Karen Lancaster, a spokeswoman for Johns Hopkins University, also said the university’s campus in Bologna remains open at this time.
"The leadership team, in consultation with public health authorities and Johns Hopkins’ own experts, continually monitors the situation," she said. "We continue to provide information and resources to our community of scholars, faculty and staff in Italy."
At this point, the Centers for Disease Control and Prevention does not recommend reconsidering travel to Italy, except in the case of older people or people with chronic medical conditions, though it does recommend enhanced precautions.
The CDC has warned against nonessential travel to China since late January, prompting many universities to cancel all university-sponsored and study abroad travel there. Just on Monday the CDC upgraded its travel advisory for South Korea to likewise warn against all travel to that country, citing limited access to adequate medical care in affected areas.
Several American universities have campuses in Incheon, a suburb of Seoul. One of those universities, George Mason University, in Virginia, announced Tuesday that it would postpone the start of face-to-face classes at its Incheon campus for two weeks, until March 9.
The State University of New York said in a statement that its spring semester at the Incheon campus would start March 2, but the first two weeks of lectures will be taught online. Placement exams and registration for incoming freshmen are taking place as planned this week, but exam and registration sites are restricted to 10 people per room and students must wear masks and have their temperature taken before entering the room. The university is mandating masks be worn in all SUNY Korea facilities and is advising members of the campus community to wash hands frequently and abstain from going to public places or meeting in large groups.
Even as American universities try to navigate the threat posed by coronavirus in relation to their international operations, they increasingly face the threat of an outbreak in the U.S. Top American health authorities warned Tuesday that Americans should prepare for the spread of the coronavirus in the U.S., that it was no longer a question of if but when.
Julie Anne Friend, the director of Northwestern University's Office of Global Safety and Security, emphasized how quickly the situation surrounding COVID-19 is evolving and the complexities and scale of the problem.

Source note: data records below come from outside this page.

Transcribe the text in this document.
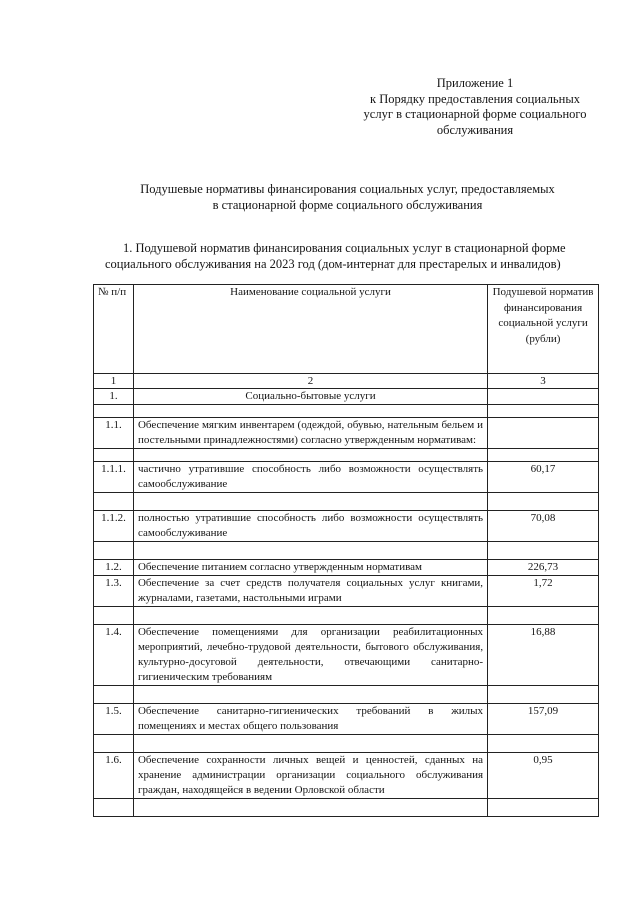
Приложение 1
к Порядку предоставления социальных
услуг в стационарной форме социального
обслуживания
Подушевые нормативы финансирования социальных услуг, предоставляемых
в стационарной форме социального обслуживания
1. Подушевой норматив финансирования социальных услуг в стационарной форме
социального обслуживания на 2023 год (дом-интернат для престарелых и инвалидов)
№ п/п	Наименование социальной услуги	Подушевой норматив финансирования социальной услуги (рубли)
1	2	3
1.	Социально-бытовые услуги	

1.1.	Обеспечение мягким инвентарем (одеждой, обувью, нательным бельем и постельными принадлежностями) согласно утвержденным нормативам:	

1.1.1.	частично утратившие способность либо возможности осуществлять самообслуживание	60,17

1.1.2.	полностью утратившие способность либо возможности осуществлять самообслуживание	70,08

1.2.	Обеспечение питанием согласно утвержденным нормативам	226,73
1.3.	Обеспечение за счет средств получателя социальных услуг книгами, журналами, газетами, настольными играми	1,72

1.4.	Обеспечение помещениями для организации реабилитационных мероприятий, лечебно-трудовой деятельности, бытового обслуживания, культурно-досуговой деятельности, отвечающими санитарно-гигиеническим требованиям	16,88

1.5.	Обеспечение санитарно-гигиенических требований в жилых помещениях и местах общего пользования	157,09

1.6.	Обеспечение сохранности личных вещей и ценностей, сданных на хранение администрации организации социального обслуживания граждан, находящейся в ведении Орловской области	0,95
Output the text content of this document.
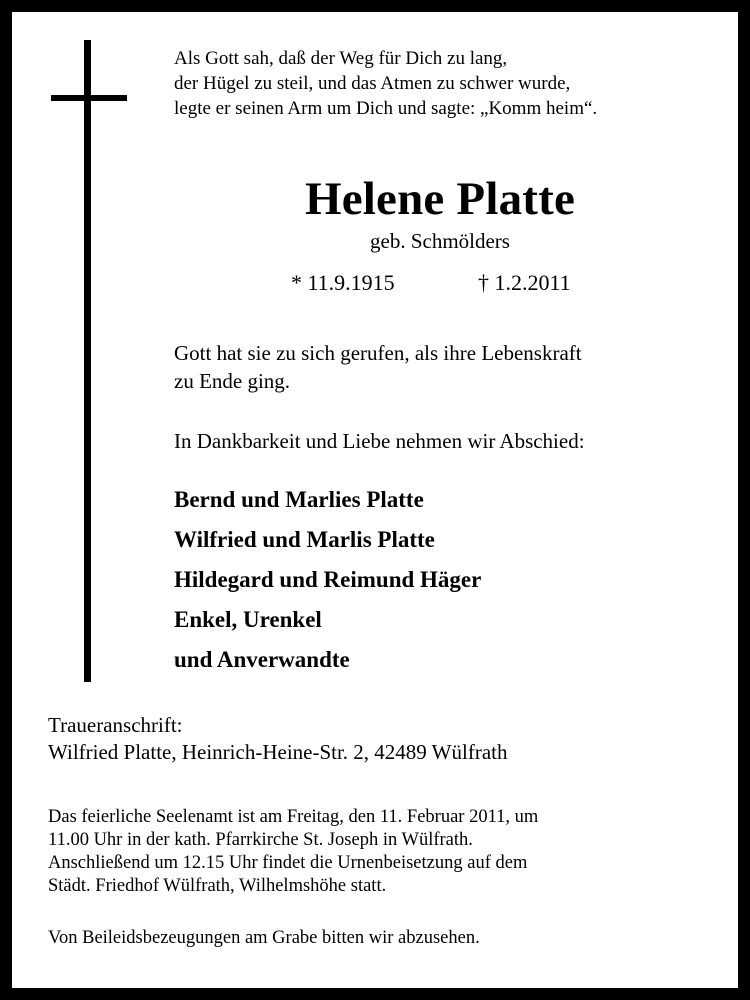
Als Gott sah, daß der Weg für Dich zu lang,
der Hügel zu steil, und das Atmen zu schwer wurde,
legte er seinen Arm um Dich und sagte: „Komm heim“.
Helene Platte
geb. Schmölders
* 11.9.1915	† 1.2.2011
Gott hat sie zu sich gerufen, als ihre Lebenskraft
zu Ende ging.
In Dankbarkeit und Liebe nehmen wir Abschied:
Bernd und Marlies Platte
Wilfried und Marlis Platte
Hildegard und Reimund Häger
Enkel, Urenkel
und Anverwandte
Traueranschrift:
Wilfried Platte, Heinrich-Heine-Str. 2, 42489 Wülfrath
Das feierliche Seelenamt ist am Freitag, den 11. Februar 2011, um
11.00 Uhr in der kath. Pfarrkirche St. Joseph in Wülfrath.
Anschließend um 12.15 Uhr findet die Urnenbeisetzung auf dem
Städt. Friedhof Wülfrath, Wilhelmshöhe statt.
Von Beileidsbezeugungen am Grabe bitten wir abzusehen.
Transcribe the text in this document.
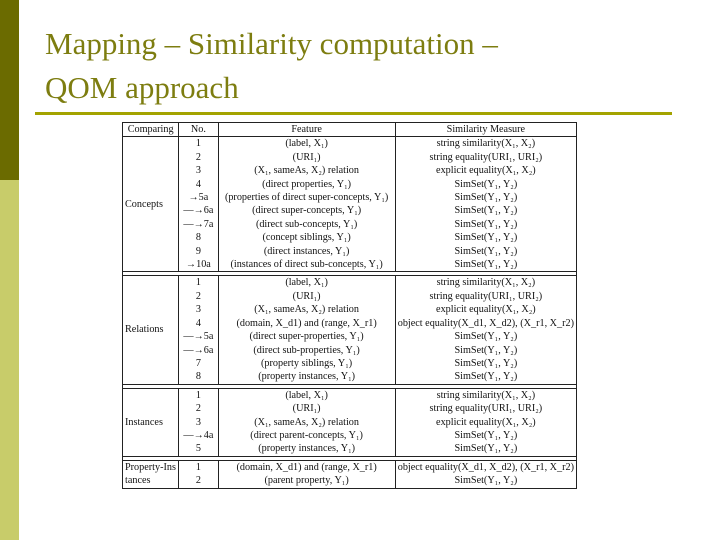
Mapping – Similarity computation –
QOM approach
Comparing	No.	Feature	Similarity Measure
Concepts	1	(label, X₁)	string similarity(X₁, X₂)
	2	(URI₁)	string equality(URI₁, URI₂)
	3	(X₁, sameAs, X₂) relation	explicit equality(X₁, X₂)
	4	(direct properties, Y₁)	SimSet(Y₁, Y₂)
	→5a	(properties of direct super-concepts, Y₁)	SimSet(Y₁, Y₂)
	—→6a	(direct super-concepts, Y₁)	SimSet(Y₁, Y₂)
	—→7a	(direct sub-concepts, Y₁)	SimSet(Y₁, Y₂)
	8	(concept siblings, Y₁)	SimSet(Y₁, Y₂)
	9	(direct instances, Y₁)	SimSet(Y₁, Y₂)
	→10a	(instances of direct sub-concepts, Y₁)	SimSet(Y₁, Y₂)

Relations	1	(label, X₁)	string similarity(X₁, X₂)
	2	(URI₁)	string equality(URI₁, URI₂)
	3	(X₁, sameAs, X₂) relation	explicit equality(X₁, X₂)
	4	(domain, X_d1) and (range, X_r1)	object equality(X_d1, X_d2), (X_r1, X_r2)
	—→5a	(direct super-properties, Y₁)	SimSet(Y₁, Y₂)
	—→6a	(direct sub-properties, Y₁)	SimSet(Y₁, Y₂)
	7	(property siblings, Y₁)	SimSet(Y₁, Y₂)
	8	(property instances, Y₁)	SimSet(Y₁, Y₂)

Instances	1	(label, X₁)	string similarity(X₁, X₂)
	2	(URI₁)	string equality(URI₁, URI₂)
	3	(X₁, sameAs, X₂) relation	explicit equality(X₁, X₂)
	—→4a	(direct parent-concepts, Y₁)	SimSet(Y₁, Y₂)
	5	(property instances, Y₁)	SimSet(Y₁, Y₂)

Property-Instances	1	(domain, X_d1) and (range, X_r1)	object equality(X_d1, X_d2), (X_r1, X_r2)
	2	(parent property, Y₁)	SimSet(Y₁, Y₂)
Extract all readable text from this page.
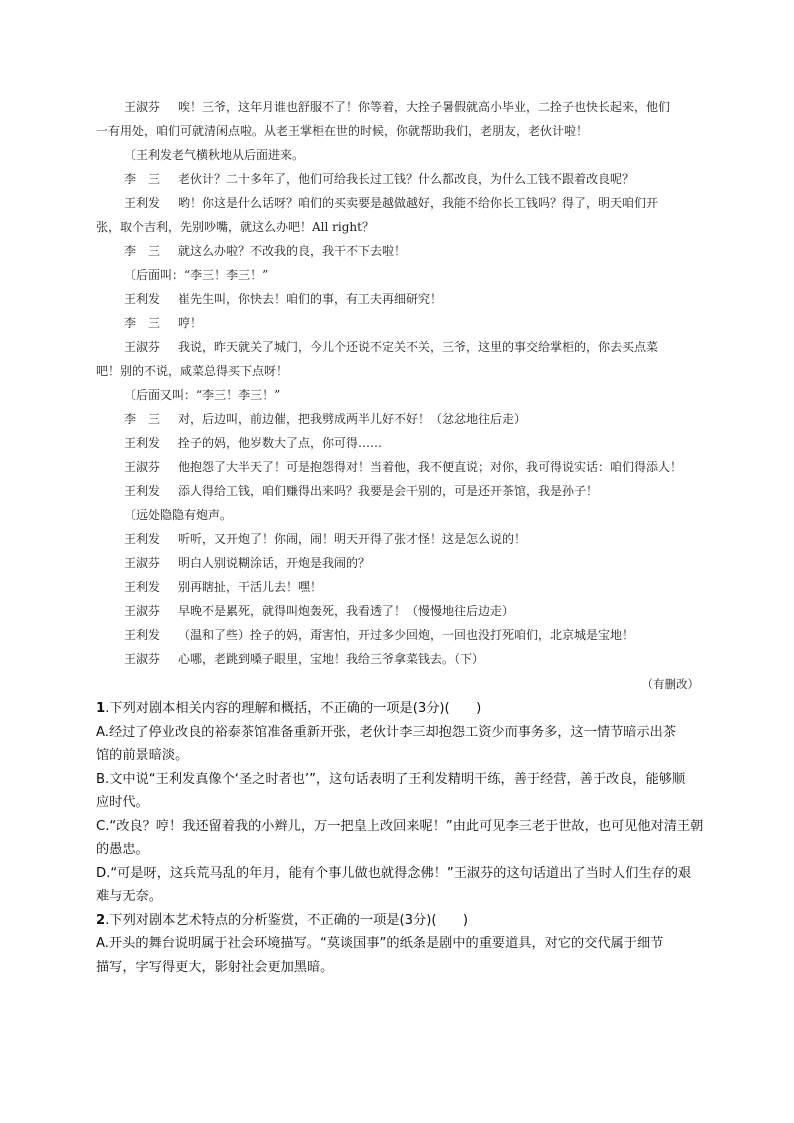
王淑芬 唉！三爷，这年月谁也舒服不了！你等着，大拴子暑假就高小毕业，二拴子也快长起来，他们
一有用处，咱们可就清闲点啦。从老王掌柜在世的时候，你就帮助我们，老朋友，老伙计啦！
〔王利发老气横秋地从后面进来。
李　三 老伙计？二十多年了，他们可给我长过工钱？什么都改良，为什么工钱不跟着改良呢？
王利发 哟！你这是什么话呀？咱们的买卖要是越做越好，我能不给你长工钱吗？得了，明天咱们开
张，取个吉利，先别吵嘴，就这么办吧！All right？
李　三 就这么办啦？不改我的良，我干不下去啦！
〔后面叫：“李三！李三！”
王利发 崔先生叫，你快去！咱们的事，有工夫再细研究！
李　三 哼！
王淑芬 我说，昨天就关了城门，今儿个还说不定关不关，三爷，这里的事交给掌柜的，你去买点菜
吧！别的不说，咸菜总得买下点呀！
〔后面又叫：“李三！李三！”
李　三 对，后边叫，前边催，把我劈成两半儿好不好！（忿忿地往后走）
王利发 拴子的妈，他岁数大了点，你可得……
王淑芬 他抱怨了大半天了！可是抱怨得对！当着他，我不便直说；对你，我可得说实话：咱们得添人！
王利发 添人得给工钱，咱们赚得出来吗？我要是会干别的，可是还开茶馆，我是孙子！
〔远处隐隐有炮声。
王利发 听听，又开炮了！你闹，闹！明天开得了张才怪！这是怎么说的！
王淑芬 明白人别说糊涂话，开炮是我闹的？
王利发 别再瞎扯，干活儿去！嘿！
王淑芬 早晚不是累死，就得叫炮轰死，我看透了！（慢慢地往后边走）
王利发 （温和了些）拴子的妈，甭害怕，开过多少回炮，一回也没打死咱们，北京城是宝地！
王淑芬 心哪，老跳到嗓子眼里，宝地！我给三爷拿菜钱去。（下）
（有删改）

1.下列对剧本相关内容的理解和概括，不正确的一项是(3分)(　　)

A.经过了停业改良的裕泰茶馆准备重新开张，老伙计李三却抱怨工资少而事务多，这一情节暗示出茶

馆的前景暗淡。

B.文中说“王利发真像个‘圣之时者也’”，这句话表明了王利发精明干练，善于经营，善于改良，能够顺

应时代。

C.“改良？哼！我还留着我的小辫儿，万一把皇上改回来呢！”由此可见李三老于世故，也可见他对清王朝

的愚忠。

D.“可是呀，这兵荒马乱的年月，能有个事儿做也就得念佛！”王淑芬的这句话道出了当时人们生存的艰

难与无奈。

2.下列对剧本艺术特点的分析鉴赏，不正确的一项是(3分)(　　)

A.开头的舞台说明属于社会环境描写。“莫谈国事”的纸条是剧中的重要道具，对它的交代属于细节

描写，字写得更大，影射社会更加黑暗。
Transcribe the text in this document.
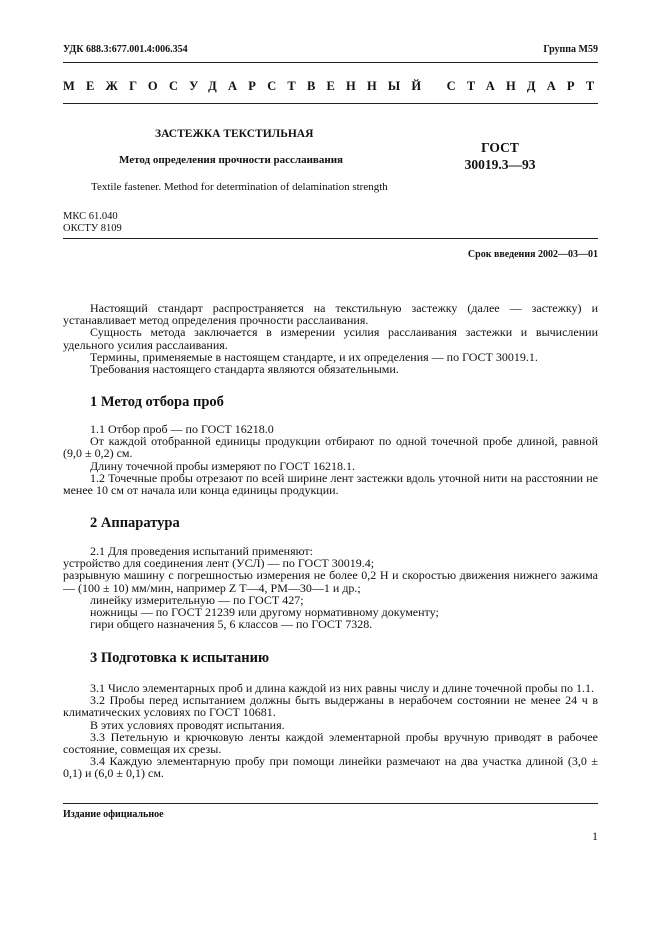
УДК 688.3:677.001.4:006.354	Группа М59
МЕЖГОСУДАРСТВЕННЫЙ СТАНДАРТ
ЗАСТЕЖКА ТЕКСТИЛЬНАЯ
Метод определения прочности расслаивания
ГОСТ
30019.3—93
Textile fastener. Method for determination of delamination strength
МКС 61.040
ОКСТУ 8109
Срок введения 2002—03—01

Настоящий стандарт распространяется на текстильную застежку (далее — застежку) и устанавливает метод определения прочности расслаивания.

Сущность метода заключается в измерении усилия расслаивания застежки и вычислении удельного усилия расслаивания.

Термины, применяемые в настоящем стандарте, и их определения — по ГОСТ 30019.1.

Требования настоящего стандарта являются обязательными.

1 Метод отбора проб

1.1 Отбор проб — по ГОСТ 16218.0

От каждой отобранной единицы продукции отбирают по одной точечной пробе длиной, равной (9,0 ± 0,2) см.

Длину точечной пробы измеряют по ГОСТ 16218.1.

1.2 Точечные пробы отрезают по всей ширине лент застежки вдоль уточной нити на расстоянии не менее 10 см от начала или конца единицы продукции.

2 Аппаратура

2.1 Для проведения испытаний применяют:

устройство для соединения лент (УСЛ) — по ГОСТ 30019.4;

разрывную машину с погрешностью измерения не более 0,2 Н и скоростью движения нижнего зажима — (100 ± 10) мм/мин, например Z Т—4, РМ—30—1 и др.;

линейку измерительную — по ГОСТ 427;

ножницы — по ГОСТ 21239 или другому нормативному документу;

гири общего назначения 5, 6 классов — по ГОСТ 7328.

3 Подготовка к испытанию

3.1 Число элементарных проб и длина каждой из них равны числу и длине точечной пробы по 1.1.

3.2 Пробы перед испытанием должны быть выдержаны в нерабочем состоянии не менее 24 ч в климатических условиях по ГОСТ 10681.

В этих условиях проводят испытания.

3.3 Петельную и крючковую ленты каждой элементарной пробы вручную приводят в рабочее состояние, совмещая их срезы.

3.4 Каждую элементарную пробу при помощи линейки размечают на два участка длиной (3,0 ± 0,1) и (6,0 ± 0,1) см.

Издание официальное
1
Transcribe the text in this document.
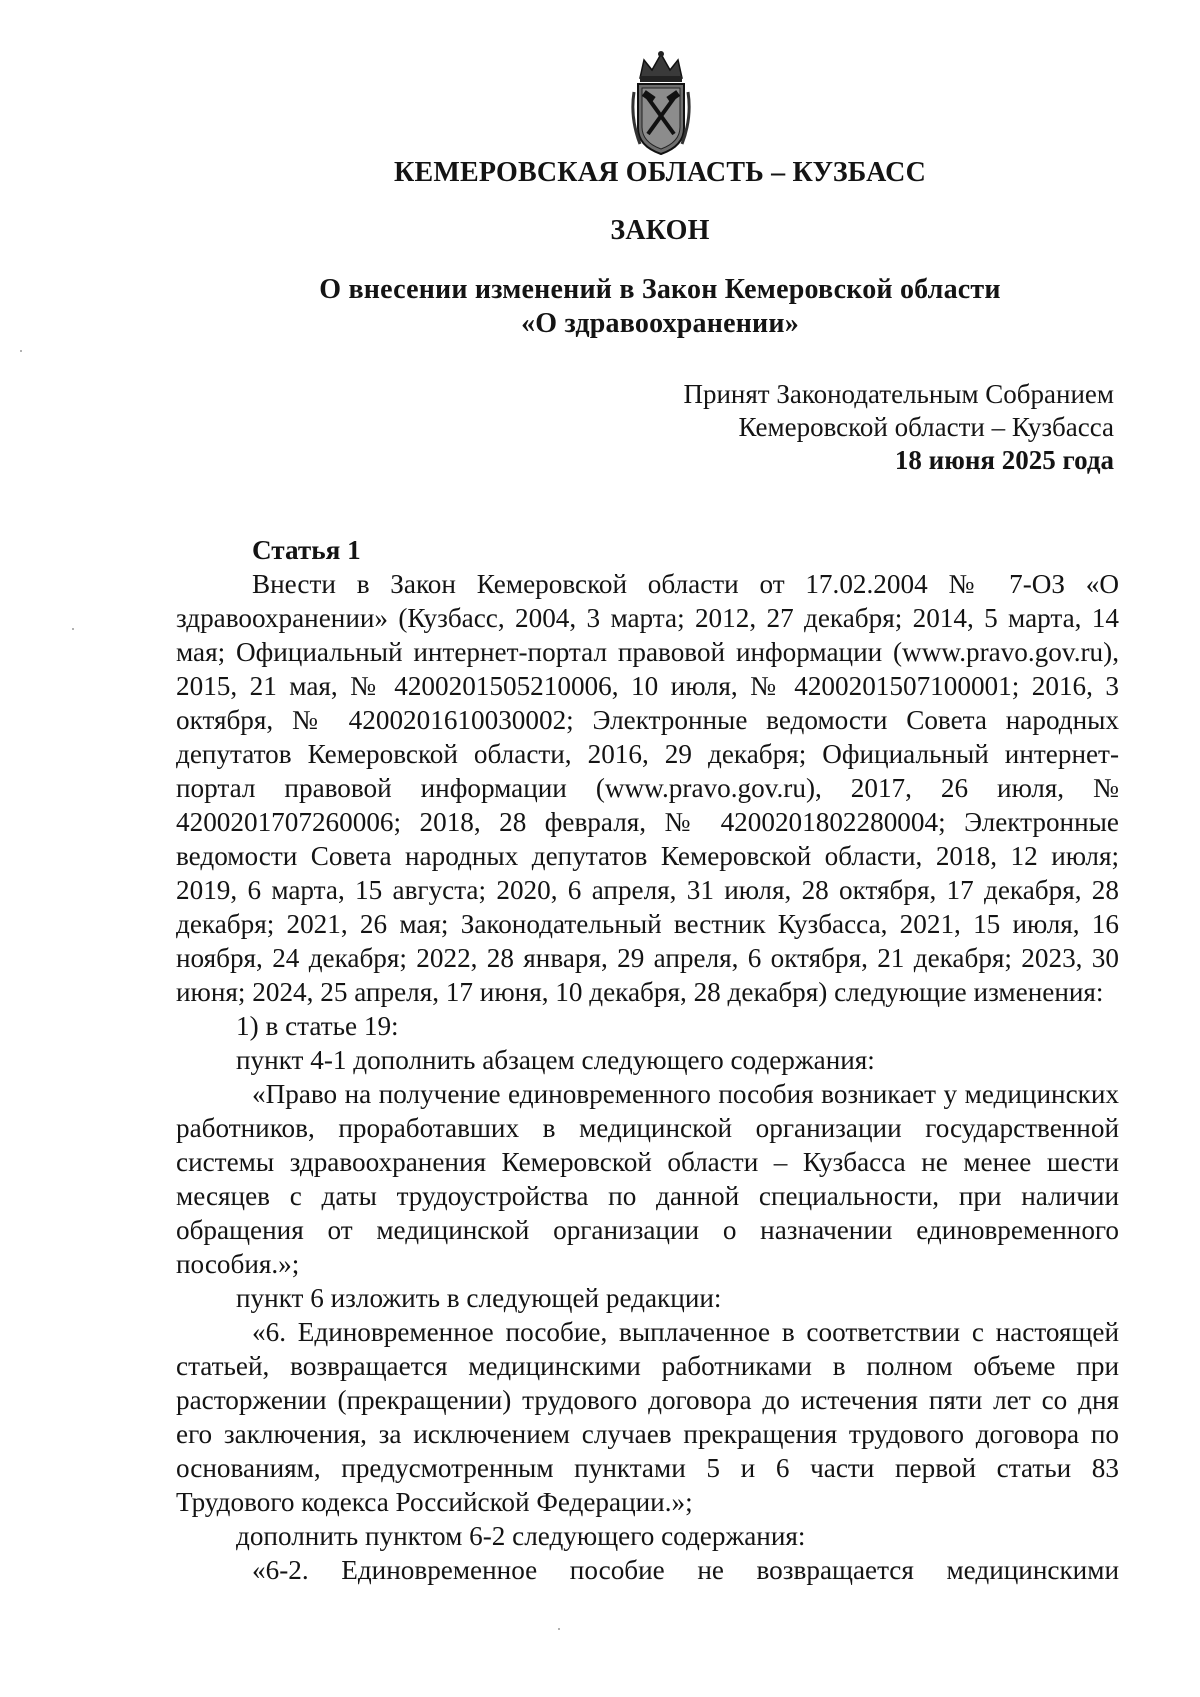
КЕМЕРОВСКАЯ ОБЛАСТЬ – КУЗБАСС
ЗАКОН
О внесении изменений в Закон Кемеровской области
«О здравоохранении»
Принят Законодательным Собранием
Кемеровской области – Кузбасса
18 июня 2025 года
Статья 1

Внести в Закон Кемеровской области от 17.02.2004 № 7-ОЗ «О здравоохранении» (Кузбасс, 2004, 3 марта; 2012, 27 декабря; 2014, 5 марта, 14 мая; Официальный интернет-портал правовой информации (www.pravo.gov.ru), 2015, 21 мая, № 4200201505210006, 10 июля, № 4200201507100001; 2016, 3 октября, № 4200201610030002; Электронные ведомости Совета народных депутатов Кемеровской области, 2016, 29 декабря; Официальный интернет-портал правовой информации (www.pravo.gov.ru), 2017, 26 июля, № 4200201707260006; 2018, 28 февраля, № 4200201802280004; Электронные ведомости Совета народных депутатов Кемеровской области, 2018, 12 июля; 2019, 6 марта, 15 августа; 2020, 6 апреля, 31 июля, 28 октября, 17 декабря, 28 декабря; 2021, 26 мая; Законодательный вестник Кузбасса, 2021, 15 июля, 16 ноября, 24 декабря; 2022, 28 января, 29 апреля, 6 октября, 21 декабря; 2023, 30 июня; 2024, 25 апреля, 17 июня, 10 декабря, 28 декабря) следующие изменения:

1) в статье 19:

пункт 4-1 дополнить абзацем следующего содержания:

«Право на получение единовременного пособия возникает у медицинских работников, проработавших в медицинской организации государственной системы здравоохранения Кемеровской области – Кузбасса не менее шести месяцев с даты трудоустройства по данной специальности, при наличии обращения от медицинской организации о назначении единовременного пособия.»;

пункт 6 изложить в следующей редакции:

«6. Единовременное пособие, выплаченное в соответствии с настоящей статьей, возвращается медицинскими работниками в полном объеме при расторжении (прекращении) трудового договора до истечения пяти лет со дня его заключения, за исключением случаев прекращения трудового договора по основаниям, предусмотренным пунктами 5 и 6 части первой статьи 83 Трудового кодекса Российской Федерации.»;

дополнить пунктом 6-2 следующего содержания:

«6-2. Единовременное пособие не возвращается медицинскими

Friend said the last time universities dealt with these sorts of circumstances, as in the outbreak of severe acute respiratory syndrome, or SARS; the H1N1 flu; or even Ebola, universities weren't dealing with the same kind and volume of travel or some of the same complexities in terms of the number of different health authorities involved.
"I think it’s such an unnerving circumstance to think that an individual could be quarantined that people are acting more prudently than maybe they would have in the past," she said.
Friend stressed the importance of college officials planning for various scenarios, of asking, "What happens if X happens -- really thinking outside of the box."
"I don’t know if this is a new normal. I hope that at some point this whole thing slows down," she said. "But I do think that preparing for things like this is the new normal."